New application Chromecasting still not up to snuff
With the latest release of several new Chromecast compatible apps, we saw what could be considered a cash grab by app makers who were now claiming to be Chromecast video streaming compatible.
Plex released the feature only to people who purchased both the $4.99 application and also subscribed to the $3 monthly service, and aVia requires unlocking $2.99 of premium features in order to broadcast media from your Android device to Chromecast.
Realplayer Cloud offered a different free route: with an account sign up, you receive free hosted 2GB storage for streaming, but that requires uploading your content to a third party and having them convert and stream it back for you. It’s not streaming your media, but rather it’s streaming a converted copy of your uploaded media on someone else’s server. To get more storage, you pay. Good for videos of the dog or baby, not so much for seamless streaming from your device; also not private. (Think YouTube account with Realplayer Cloud branding.)
I sat down today with my unrooted Chromecast and played with aVia, the least expensive of this new batch.
An app hang after purchasing the unlock for premium features left the program unresponsive, resulting in having to reboot the phone in order to get it to work. Video streaming worked only for content that was created on my phone. It didn’t work for any downloaded AVIs I could locate, and I tried a lot. Anything I might want to cast claimed it was over five hours long, and then the Chromecast would blank out and return to the aVia logo screen.
Those AVIs were probably not supported on the Chromecast side due to encoding, but I got no notice it wouldn’t work; just failing back to the home screen. If the phone went idle, the stream died. I set several videos to stream and found they were simply playing on my phone instead of casting.
I haven’t plunked down the money for the Plex app and additional money for the subscription to use Chromecast features. Chromecast support is listed as being in a preview period only for Plexpass members, and after the preview they’ll be standard with the application and not require a subscription to the monthly service. I can’t find a compelling argument to pay a monthly fee to test if the app works, nor can I find a good review of the newest version, so I’ll pass for now.

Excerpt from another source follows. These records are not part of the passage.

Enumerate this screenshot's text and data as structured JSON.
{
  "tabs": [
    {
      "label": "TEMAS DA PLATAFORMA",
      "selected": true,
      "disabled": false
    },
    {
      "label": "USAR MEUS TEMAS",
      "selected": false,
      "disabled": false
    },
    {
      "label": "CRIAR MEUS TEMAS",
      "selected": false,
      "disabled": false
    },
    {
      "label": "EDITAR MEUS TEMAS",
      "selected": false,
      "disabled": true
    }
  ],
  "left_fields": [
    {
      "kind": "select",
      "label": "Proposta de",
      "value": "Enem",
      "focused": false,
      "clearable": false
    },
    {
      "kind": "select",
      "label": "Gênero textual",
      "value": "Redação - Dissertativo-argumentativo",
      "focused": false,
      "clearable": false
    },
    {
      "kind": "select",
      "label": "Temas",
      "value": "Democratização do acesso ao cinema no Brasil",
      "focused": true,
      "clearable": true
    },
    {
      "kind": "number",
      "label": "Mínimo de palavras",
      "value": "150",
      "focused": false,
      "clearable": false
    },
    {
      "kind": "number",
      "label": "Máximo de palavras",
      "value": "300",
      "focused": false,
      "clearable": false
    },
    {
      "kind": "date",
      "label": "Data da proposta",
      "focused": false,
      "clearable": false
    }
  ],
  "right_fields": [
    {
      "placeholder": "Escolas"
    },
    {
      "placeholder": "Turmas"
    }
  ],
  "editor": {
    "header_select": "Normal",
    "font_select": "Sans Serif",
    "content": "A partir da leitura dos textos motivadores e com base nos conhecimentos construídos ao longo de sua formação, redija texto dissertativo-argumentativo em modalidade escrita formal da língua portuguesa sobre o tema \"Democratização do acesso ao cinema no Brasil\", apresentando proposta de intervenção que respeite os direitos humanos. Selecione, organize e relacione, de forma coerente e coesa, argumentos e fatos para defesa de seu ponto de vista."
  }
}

While these three may all come to become great Chromecast streaming giants, right now they’re not seamless, nor what we had back before Google removed the ability to cast all the things. I still find it absurd that Google is heavily advertising a technology for which support still feels like middle alpha-stage testing, and to get functionality like you expect when you purchase the thing you have to pay third parties who don’t have the streaming locked and working like you’d expect.
I keep hoping the public SDK will be available soon and we can get this amazing piece of hardware some amazing software to power it that works, instead of Google directing people to funnel money toward anyone who claims Chromecast support.
I’ll end this with I have no problem with application developers making some money off of what they code; however, this is selling hope (depending on what you’re casting) that Chromecast will work like you thought it would. There are no options for the local streaming apps to try before you buy, as the aVia extras are an in-app purchase and not refundable within 15 minutes. My bet is the Plex Pass is the same, although you might be able to refund the Plex app purchase itself.